O BURACO
O suor fazia trilhas por entre suas banhas.
Havia um bom tempo que o vento havia desistido de passar por aquela avenida. Já o sol, não. O sol estava ali, firme, forte, marretando sua cabeça assim como ele marretava o asfalto.
Cada vez que batia no chão, sentia seu corpo todo tremer, vibrar penetrando o betume virgem. A marreta tal como um objeto fálico socava com força o asfalto e ele gozava com aquilo.
Tirou o capacete por um minuto e observou o engarrafamento. Sorriu com orgulho e lembro do diálogo com a patroa pela manhã.
- Hoje vou parar uma avenida! – Contou orgulhoso para a mulher enquanto comia o pão frito na frigideira encharcada de margarina.
E parou mesmo.
Podia ver no rosto o desespero dos executivos dentro de seus carros de luxo. Não contavam com aquela obra ali, aquele mundo de carros, aquele engarrafamento, os minutos de atraso.
Via com satisfação o rosto trincado dos motoristas de ônibus, que como cágados carregavam os estresses de todos que iam com ele nos coletivos lotados.
E os guardinhas? Estes eram uma diversão à parte para ele. Soprando os apitos, fazendo sinais, numa dança desesperada e involuntária. Notava que vez por outra eles sumiam. Era muita pressão. Muita mesmo. Mas não pra ele.
- Se o cara me pôs neste buraco, trago todo mundo junto comigo...
Passou a mão na testa e tirou quase litro de suor, que escorreu pelos seus braços empapando ainda mais o macacão. Adorava aquilo.
O tampão de ouvidos o deixava ainda mais distante, isolado, inalcançável. Um Deus a cuidar dos destinos de todos, decidir o quanto tempo aquele buraco iria reger a vida de toda aquela gente.
- Pra onde este povo todo vai? – Perguntou-se.
Aquilo o revigorou mais uma vez. Deixou seus músculos rijos, trouxe mais vontade, desejo, tesão. E a marreta voltou a subir e descer. Logo o buraco foi ficando fundo, fundo, fundo...

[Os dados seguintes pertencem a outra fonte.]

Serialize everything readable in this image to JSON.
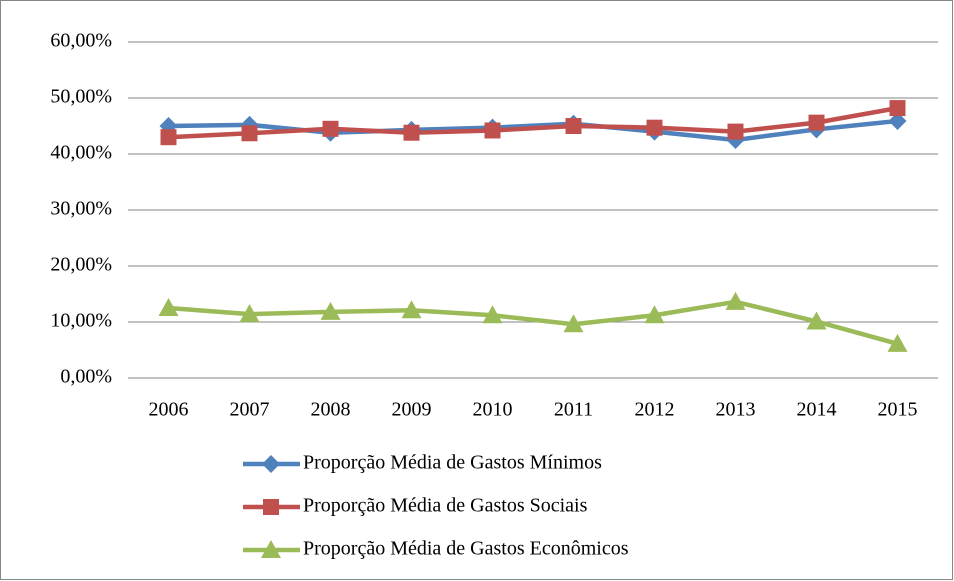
{
  "chart_data": {
    "type": "line",
    "categories": [
      "2006",
      "2007",
      "2008",
      "2009",
      "2010",
      "2011",
      "2012",
      "2013",
      "2014",
      "2015"
    ],
    "series": [
      {
        "name": "Proporção Média de Gastos Mínimos",
        "color": "#4f81bd",
        "marker": "diamond",
        "values": [
          45.0,
          45.2,
          43.8,
          44.3,
          44.7,
          45.4,
          44.0,
          42.5,
          44.4,
          45.9
        ]
      },
      {
        "name": "Proporção Média de Gastos Sociais",
        "color": "#c0504d",
        "marker": "square",
        "values": [
          43.0,
          43.7,
          44.5,
          43.8,
          44.2,
          45.0,
          44.7,
          44.0,
          45.6,
          48.2
        ]
      },
      {
        "name": "Proporção Média de Gastos Econômicos",
        "color": "#9bbb59",
        "marker": "triangle",
        "values": [
          12.5,
          11.4,
          11.8,
          12.1,
          11.2,
          9.6,
          11.2,
          13.6,
          10.1,
          6.1
        ]
      }
    ],
    "ylim": [
      0,
      60
    ],
    "yticks": [
      {
        "value": 0,
        "label": "0,00%"
      },
      {
        "value": 10,
        "label": "10,00%"
      },
      {
        "value": 20,
        "label": "20,00%"
      },
      {
        "value": 30,
        "label": "30,00%"
      },
      {
        "value": 40,
        "label": "40,00%"
      },
      {
        "value": 50,
        "label": "50,00%"
      },
      {
        "value": 60,
        "label": "60,00%"
      }
    ],
    "grid": true,
    "legend": "bottom"
  }
}
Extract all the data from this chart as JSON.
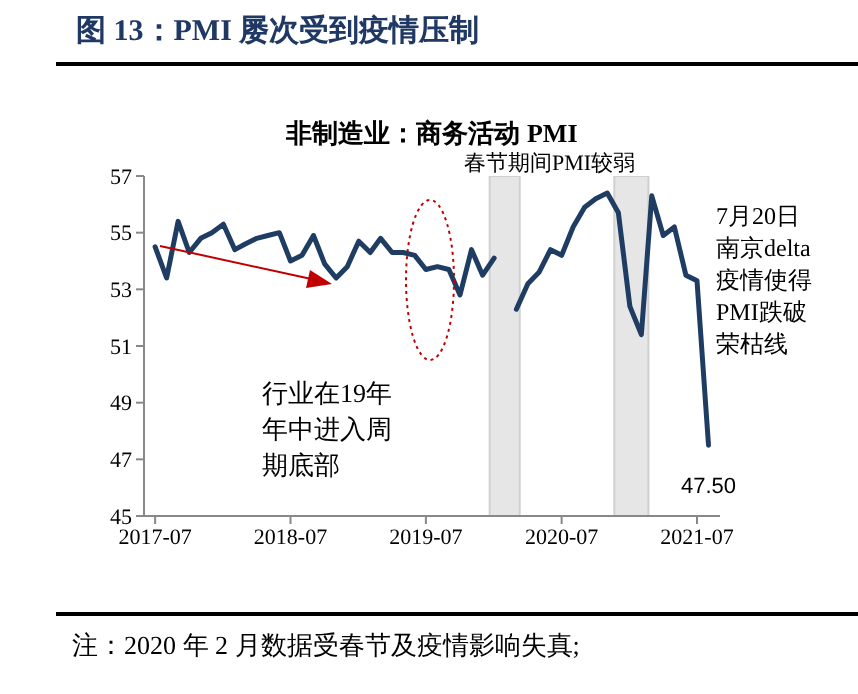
{
  "chart_data": {
    "type": "line",
    "title": "图 13：PMI 屡次受到疫情压制",
    "subtitle": "非制造业：商务活动 PMI",
    "x": [
      "2017-07",
      "2017-08",
      "2017-09",
      "2017-10",
      "2017-11",
      "2017-12",
      "2018-01",
      "2018-02",
      "2018-03",
      "2018-04",
      "2018-05",
      "2018-06",
      "2018-07",
      "2018-08",
      "2018-09",
      "2018-10",
      "2018-11",
      "2018-12",
      "2019-01",
      "2019-02",
      "2019-03",
      "2019-04",
      "2019-05",
      "2019-06",
      "2019-07",
      "2019-08",
      "2019-09",
      "2019-10",
      "2019-11",
      "2019-12",
      "2020-01",
      "2020-02",
      "2020-03",
      "2020-04",
      "2020-05",
      "2020-06",
      "2020-07",
      "2020-08",
      "2020-09",
      "2020-10",
      "2020-11",
      "2020-12",
      "2021-01",
      "2021-02",
      "2021-03",
      "2021-04",
      "2021-05",
      "2021-06",
      "2021-07",
      "2021-08"
    ],
    "series": [
      {
        "color": "#1f3d63",
        "values": [
          54.5,
          53.4,
          55.4,
          54.3,
          54.8,
          55.0,
          55.3,
          54.4,
          54.6,
          54.8,
          54.9,
          55.0,
          54.0,
          54.2,
          54.9,
          53.9,
          53.4,
          53.8,
          54.7,
          54.3,
          54.8,
          54.3,
          54.3,
          54.2,
          53.7,
          53.8,
          53.7,
          52.8,
          54.4,
          53.5,
          54.1,
          null,
          52.3,
          53.2,
          53.6,
          54.4,
          54.2,
          55.2,
          55.9,
          56.2,
          56.4,
          55.7,
          52.4,
          51.4,
          56.3,
          54.9,
          55.2,
          53.5,
          53.3,
          47.5
        ],
        "value_labels": [
          null,
          null,
          null,
          null,
          null,
          null,
          null,
          null,
          null,
          null,
          null,
          null,
          null,
          null,
          null,
          null,
          null,
          null,
          null,
          null,
          null,
          null,
          null,
          null,
          null,
          null,
          null,
          null,
          null,
          null,
          null,
          null,
          null,
          null,
          null,
          null,
          null,
          null,
          null,
          null,
          null,
          null,
          null,
          null,
          null,
          null,
          null,
          null,
          null,
          "47.50"
        ]
      }
    ],
    "xlim": [
      "2017-06",
      "2021-09"
    ],
    "xticks": [
      "2017-07",
      "2018-07",
      "2019-07",
      "2020-07",
      "2021-07"
    ],
    "ylim": [
      45,
      57
    ],
    "yticks": [
      45,
      47,
      49,
      51,
      53,
      55,
      57
    ],
    "marker": "none",
    "bands": [
      {
        "axis": "x",
        "from": "2019-12-20",
        "to": "2020-03-10",
        "color": "#e6e6e6"
      },
      {
        "axis": "x",
        "from": "2020-11-20",
        "to": "2021-02-20",
        "color": "#e6e6e6"
      }
    ],
    "annotations": [
      "春节期间PMI较弱",
      "行业在19年年中进入周期底部",
      "7月20日南京delta疫情使得PMI跌破荣枯线",
      "注：2020 年 2 月数据受春节及疫情影响失真;"
    ]
  }
}
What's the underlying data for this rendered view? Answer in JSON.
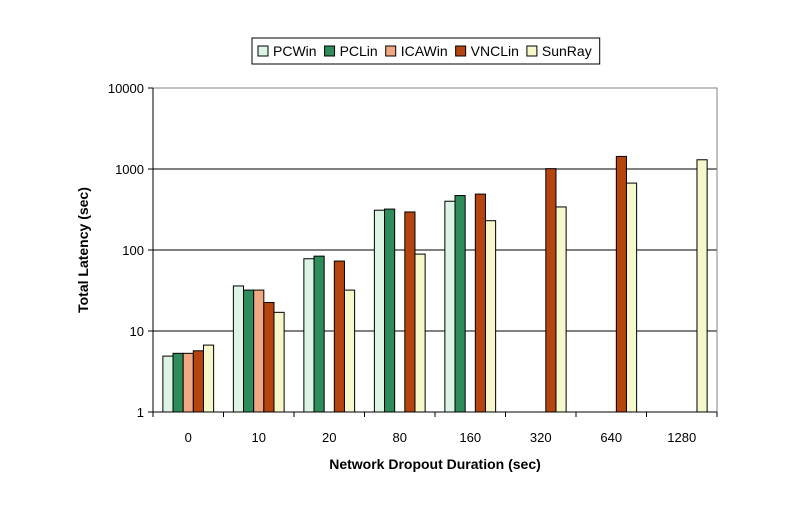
{
  "chart_data": {
    "type": "bar",
    "title": "",
    "xlabel": "Network Dropout Duration (sec)",
    "ylabel": "Total Latency (sec)",
    "yscale": "log",
    "ylim": [
      1,
      10000
    ],
    "yticks": [
      1,
      10,
      100,
      1000,
      10000
    ],
    "ytick_labels": [
      "1",
      "10",
      "100",
      "1000",
      "10000"
    ],
    "grid": true,
    "legend_position": "top-center",
    "categories": [
      "0",
      "10",
      "20",
      "80",
      "160",
      "320",
      "640",
      "1280"
    ],
    "series": [
      {
        "name": "PCWin",
        "color": "#dcf4e4",
        "values": [
          4.9,
          36,
          78,
          310,
          400,
          null,
          null,
          null
        ]
      },
      {
        "name": "PCLin",
        "color": "#2e8b5a",
        "values": [
          5.3,
          32,
          84,
          320,
          470,
          null,
          null,
          null
        ]
      },
      {
        "name": "ICAWin",
        "color": "#f0a882",
        "values": [
          5.3,
          32,
          null,
          null,
          null,
          null,
          null,
          null
        ]
      },
      {
        "name": "VNCLin",
        "color": "#b5440f",
        "values": [
          5.7,
          22.5,
          73,
          295,
          490,
          1010,
          1430,
          null
        ]
      },
      {
        "name": "SunRay",
        "color": "#f7f7cc",
        "values": [
          6.7,
          17,
          32,
          89,
          230,
          340,
          670,
          1300
        ]
      }
    ]
  }
}
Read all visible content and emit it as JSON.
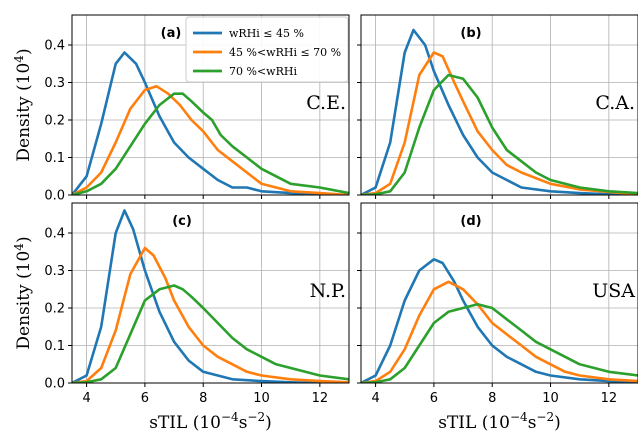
{
  "chart_data": {
    "type": "line",
    "xlabel": "sTIL (10",
    "xlabel_exp1": "−4",
    "xlabel_mid": "s",
    "xlabel_exp2": "−2",
    "xlabel_end": ")",
    "ylabel": "Density (10",
    "ylabel_exp": "4",
    "ylabel_end": ")",
    "xlim": [
      3.5,
      13
    ],
    "ylim": [
      0,
      0.48
    ],
    "xticks": [
      4,
      6,
      8,
      10,
      12
    ],
    "yticks": [
      0.0,
      0.1,
      0.2,
      0.3,
      0.4
    ],
    "ytick_labels": [
      "0.0",
      "0.1",
      "0.2",
      "0.3",
      "0.4"
    ],
    "grid": true,
    "legend": {
      "placement": "top-center of panel (a)",
      "entries": [
        "wRHi ≤ 45 %",
        "45 %<wRHi ≤ 70 %",
        "70 %<wRHi"
      ]
    },
    "colors": [
      "#1f77b4",
      "#ff7f0e",
      "#2ca02c"
    ],
    "panels": [
      {
        "letter": "(a)",
        "region": "C.E.",
        "series": [
          {
            "name": "wRHi ≤ 45 %",
            "x": [
              3.5,
              4,
              4.5,
              5,
              5.3,
              5.7,
              6,
              6.5,
              7,
              7.5,
              8,
              8.5,
              9,
              9.5,
              10,
              11,
              12,
              13
            ],
            "y": [
              0,
              0.05,
              0.19,
              0.35,
              0.38,
              0.35,
              0.3,
              0.21,
              0.14,
              0.1,
              0.07,
              0.04,
              0.02,
              0.02,
              0.01,
              0.005,
              0.002,
              0
            ]
          },
          {
            "name": "45 %<wRHi ≤ 70 %",
            "x": [
              3.5,
              4,
              4.5,
              5,
              5.5,
              6,
              6.4,
              6.8,
              7.2,
              7.6,
              8,
              8.5,
              9,
              9.5,
              10,
              10.5,
              11,
              12,
              13
            ],
            "y": [
              0,
              0.02,
              0.06,
              0.14,
              0.23,
              0.28,
              0.29,
              0.27,
              0.24,
              0.2,
              0.17,
              0.12,
              0.09,
              0.06,
              0.03,
              0.02,
              0.01,
              0.005,
              0
            ]
          },
          {
            "name": "70 %<wRHi",
            "x": [
              3.5,
              4,
              4.5,
              5,
              5.5,
              6,
              6.5,
              7,
              7.3,
              7.6,
              8,
              8.3,
              8.6,
              9,
              9.5,
              10,
              10.5,
              11,
              12,
              13
            ],
            "y": [
              0,
              0.01,
              0.03,
              0.07,
              0.13,
              0.19,
              0.24,
              0.27,
              0.27,
              0.25,
              0.22,
              0.2,
              0.16,
              0.13,
              0.1,
              0.07,
              0.05,
              0.03,
              0.02,
              0.005
            ]
          }
        ]
      },
      {
        "letter": "(b)",
        "region": "C.A.",
        "series": [
          {
            "name": "wRHi ≤ 45 %",
            "x": [
              3.5,
              4,
              4.5,
              5,
              5.3,
              5.7,
              6,
              6.5,
              7,
              7.5,
              8,
              8.5,
              9,
              10,
              11,
              12,
              13
            ],
            "y": [
              0,
              0.02,
              0.14,
              0.38,
              0.44,
              0.4,
              0.33,
              0.24,
              0.16,
              0.1,
              0.06,
              0.04,
              0.02,
              0.01,
              0.005,
              0.002,
              0
            ]
          },
          {
            "name": "45 %<wRHi ≤ 70 %",
            "x": [
              3.5,
              4,
              4.5,
              5,
              5.5,
              6,
              6.3,
              6.7,
              7,
              7.5,
              8,
              8.5,
              9,
              10,
              11,
              12,
              13
            ],
            "y": [
              0,
              0.005,
              0.03,
              0.14,
              0.32,
              0.38,
              0.37,
              0.3,
              0.25,
              0.17,
              0.12,
              0.08,
              0.06,
              0.03,
              0.015,
              0.008,
              0.002
            ]
          },
          {
            "name": "70 %<wRHi",
            "x": [
              3.5,
              4,
              4.5,
              5,
              5.5,
              6,
              6.5,
              7,
              7.5,
              8,
              8.5,
              9,
              9.5,
              10,
              10.5,
              11,
              12,
              13
            ],
            "y": [
              0,
              0.002,
              0.01,
              0.06,
              0.18,
              0.28,
              0.32,
              0.31,
              0.26,
              0.18,
              0.12,
              0.09,
              0.06,
              0.04,
              0.03,
              0.02,
              0.01,
              0.005
            ]
          }
        ]
      },
      {
        "letter": "(c)",
        "region": "N.P.",
        "series": [
          {
            "name": "wRHi ≤ 45 %",
            "x": [
              3.5,
              4,
              4.5,
              5,
              5.3,
              5.6,
              6,
              6.5,
              7,
              7.5,
              8,
              8.5,
              9,
              10,
              11,
              12,
              13
            ],
            "y": [
              0,
              0.02,
              0.15,
              0.4,
              0.46,
              0.41,
              0.3,
              0.19,
              0.11,
              0.06,
              0.03,
              0.02,
              0.01,
              0.005,
              0.002,
              0,
              0
            ]
          },
          {
            "name": "45 %<wRHi ≤ 70 %",
            "x": [
              3.5,
              4,
              4.5,
              5,
              5.5,
              6,
              6.3,
              6.7,
              7,
              7.5,
              8,
              8.5,
              9,
              9.5,
              10,
              11,
              12,
              13
            ],
            "y": [
              0,
              0.005,
              0.04,
              0.14,
              0.29,
              0.36,
              0.34,
              0.28,
              0.22,
              0.15,
              0.1,
              0.07,
              0.05,
              0.03,
              0.02,
              0.01,
              0.005,
              0.002
            ]
          },
          {
            "name": "70 %<wRHi",
            "x": [
              3.5,
              4,
              4.5,
              5,
              5.5,
              6,
              6.5,
              7,
              7.3,
              7.6,
              8,
              8.5,
              9,
              9.5,
              10,
              10.5,
              11,
              12,
              13
            ],
            "y": [
              0,
              0.002,
              0.01,
              0.04,
              0.13,
              0.22,
              0.25,
              0.26,
              0.25,
              0.23,
              0.2,
              0.16,
              0.12,
              0.09,
              0.07,
              0.05,
              0.04,
              0.02,
              0.01
            ]
          }
        ]
      },
      {
        "letter": "(d)",
        "region": "USA",
        "series": [
          {
            "name": "wRHi ≤ 45 %",
            "x": [
              3.5,
              4,
              4.5,
              5,
              5.5,
              6,
              6.3,
              6.7,
              7,
              7.5,
              8,
              8.5,
              9,
              9.5,
              10,
              11,
              12,
              13
            ],
            "y": [
              0,
              0.02,
              0.1,
              0.22,
              0.3,
              0.33,
              0.32,
              0.27,
              0.22,
              0.15,
              0.1,
              0.07,
              0.05,
              0.03,
              0.02,
              0.01,
              0.005,
              0
            ]
          },
          {
            "name": "45 %<wRHi ≤ 70 %",
            "x": [
              3.5,
              4,
              4.5,
              5,
              5.5,
              6,
              6.5,
              7,
              7.5,
              8,
              8.5,
              9,
              9.5,
              10,
              10.5,
              11,
              12,
              13
            ],
            "y": [
              0,
              0.005,
              0.03,
              0.09,
              0.18,
              0.25,
              0.27,
              0.25,
              0.21,
              0.16,
              0.13,
              0.1,
              0.07,
              0.05,
              0.03,
              0.02,
              0.01,
              0.005
            ]
          },
          {
            "name": "70 %<wRHi",
            "x": [
              3.5,
              4,
              4.5,
              5,
              5.5,
              6,
              6.5,
              7,
              7.5,
              8,
              8.5,
              9,
              9.5,
              10,
              10.5,
              11,
              12,
              13
            ],
            "y": [
              0,
              0.002,
              0.01,
              0.04,
              0.1,
              0.16,
              0.19,
              0.2,
              0.21,
              0.2,
              0.17,
              0.14,
              0.11,
              0.09,
              0.07,
              0.05,
              0.03,
              0.02
            ]
          }
        ]
      }
    ]
  }
}
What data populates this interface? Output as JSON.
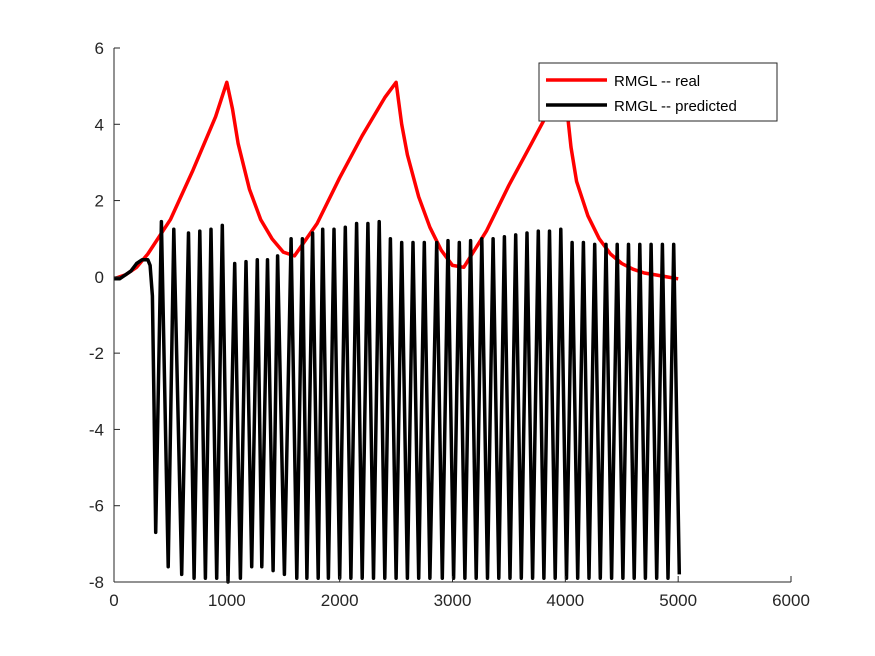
{
  "chart_data": {
    "type": "line",
    "title": "",
    "xlabel": "",
    "ylabel": "",
    "xlim": [
      0,
      6000
    ],
    "ylim": [
      -8,
      6
    ],
    "x_ticks": [
      "0",
      "1000",
      "2000",
      "3000",
      "4000",
      "5000",
      "6000"
    ],
    "y_ticks": [
      "-8",
      "-6",
      "-4",
      "-2",
      "0",
      "2",
      "4",
      "6"
    ],
    "grid": false,
    "legend_position": "top-right",
    "series": [
      {
        "name": "RMGL -- real",
        "color": "#ff0000",
        "x": [
          0,
          100,
          200,
          300,
          500,
          700,
          900,
          1000,
          1050,
          1100,
          1200,
          1300,
          1400,
          1500,
          1600,
          1800,
          2000,
          2200,
          2400,
          2500,
          2550,
          2600,
          2700,
          2800,
          2900,
          3000,
          3100,
          3300,
          3500,
          3700,
          3900,
          3960,
          4000,
          4050,
          4100,
          4200,
          4300,
          4400,
          4500,
          4600,
          4700,
          4800,
          4900,
          5000
        ],
        "y": [
          -0.05,
          0.05,
          0.25,
          0.6,
          1.5,
          2.8,
          4.2,
          5.1,
          4.4,
          3.5,
          2.3,
          1.5,
          1.0,
          0.65,
          0.55,
          1.4,
          2.6,
          3.7,
          4.7,
          5.1,
          4.0,
          3.2,
          2.1,
          1.3,
          0.7,
          0.3,
          0.25,
          1.2,
          2.4,
          3.5,
          4.6,
          4.9,
          4.8,
          3.4,
          2.5,
          1.6,
          1.0,
          0.6,
          0.35,
          0.2,
          0.1,
          0.05,
          0.0,
          -0.05
        ]
      },
      {
        "name": "RMGL -- predicted",
        "color": "#000000",
        "start_x": [
          0,
          50,
          100,
          150,
          200,
          250,
          280,
          300,
          320,
          340,
          355,
          370
        ],
        "start_y": [
          -0.05,
          -0.05,
          0.05,
          0.15,
          0.35,
          0.45,
          0.45,
          0.45,
          0.3,
          -0.5,
          -3.5,
          -6.7
        ],
        "cycle_peaks_x": [
          420,
          530,
          660,
          760,
          860,
          960,
          1070,
          1170,
          1270,
          1360,
          1450,
          1570,
          1670,
          1760,
          1850,
          1950,
          2050,
          2150,
          2250,
          2350,
          2450,
          2550,
          2650,
          2750,
          2860,
          2960,
          3060,
          3160,
          3260,
          3360,
          3460,
          3560,
          3660,
          3760,
          3860,
          3960,
          4060,
          4160,
          4260,
          4360,
          4460,
          4560,
          4660,
          4760,
          4860,
          4960
        ],
        "cycle_peaks_y": [
          1.45,
          1.25,
          1.15,
          1.2,
          1.25,
          1.35,
          0.35,
          0.4,
          0.45,
          0.45,
          0.55,
          1.0,
          1.0,
          1.15,
          1.25,
          1.25,
          1.3,
          1.4,
          1.4,
          1.45,
          1.0,
          0.9,
          0.9,
          0.9,
          0.9,
          0.95,
          0.9,
          0.95,
          1.0,
          1.0,
          1.05,
          1.1,
          1.15,
          1.2,
          1.2,
          1.25,
          0.9,
          0.9,
          0.85,
          0.85,
          0.85,
          0.85,
          0.85,
          0.85,
          0.85,
          0.85
        ],
        "cycle_troughs_x": [
          480,
          600,
          710,
          810,
          910,
          1010,
          1120,
          1220,
          1310,
          1410,
          1510,
          1620,
          1710,
          1810,
          1900,
          2000,
          2100,
          2200,
          2300,
          2400,
          2500,
          2600,
          2700,
          2800,
          2910,
          3010,
          3110,
          3210,
          3310,
          3410,
          3510,
          3610,
          3710,
          3810,
          3910,
          4010,
          4110,
          4210,
          4310,
          4410,
          4510,
          4610,
          4710,
          4810,
          4910,
          5010
        ],
        "cycle_troughs_y": [
          -7.6,
          -7.8,
          -7.9,
          -7.9,
          -7.9,
          -8.0,
          -7.9,
          -7.6,
          -7.6,
          -7.7,
          -7.8,
          -7.9,
          -7.9,
          -7.9,
          -7.9,
          -7.9,
          -7.9,
          -7.9,
          -7.9,
          -7.9,
          -7.9,
          -7.9,
          -7.9,
          -7.9,
          -7.9,
          -7.9,
          -7.9,
          -7.9,
          -7.9,
          -7.9,
          -7.9,
          -7.9,
          -7.9,
          -7.9,
          -7.9,
          -7.9,
          -7.9,
          -7.9,
          -7.9,
          -7.9,
          -7.9,
          -7.9,
          -7.9,
          -7.9,
          -7.9,
          -7.8
        ]
      }
    ]
  }
}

- Todo mundo cava... Todo mundo...
Era um dos momentos em que de grão virava assunto da multidão.
Da janela do ônibus gritaram:
- Procurando petróleo negão? –
- E pelo visto já achou... Tá todo sujo. – Todos riram. Ele não, nem ouviu.
Continuou cavando, cavando, cavando... Nem sentiu os segundos, minutos, horas passarem.
- Para que este povo todo vai? – Perguntou-se.
Era bom deixar para trás tudo e criar aquele casulo de terra e pó, onde só existia ele e nada mais. Sem mulher, filhos, patrão, trabalho, ponto, trânsito, buzinas, fumaça, só ele e as pancadas. Como batidas de seu coração acelerado.
- Mathias! Sobe homem, que história é essa?! – Gritou o mestre de obras na ponta do buraco, que já ia fundo. Passando dos dutos e da necessidade. Mas ele não parava.
- Qual a razão disso tudo? – murmurou entre os dentes e as batidas.
E na busca de alguma razão, ele continuou batendo, marretando, abrindo passagem. Cavando a própria queda. Como não fosse mais um buraco, mas um novo caminho...
- Mathias! – Não ouviu, já ia muito longe, muito fundo. Era somente eco e sombra.
Dizem que após cavar alguns dias e algumas noites ele realmente encontrou o que procurava.
Um significado para tudo aquilo. Mas o buraco era tão fundo, mas tão fundo que por mais que ele olhasse pra cima, não via mais uma luz no fim do túnel.
E o que parecia uma saída, virou cova.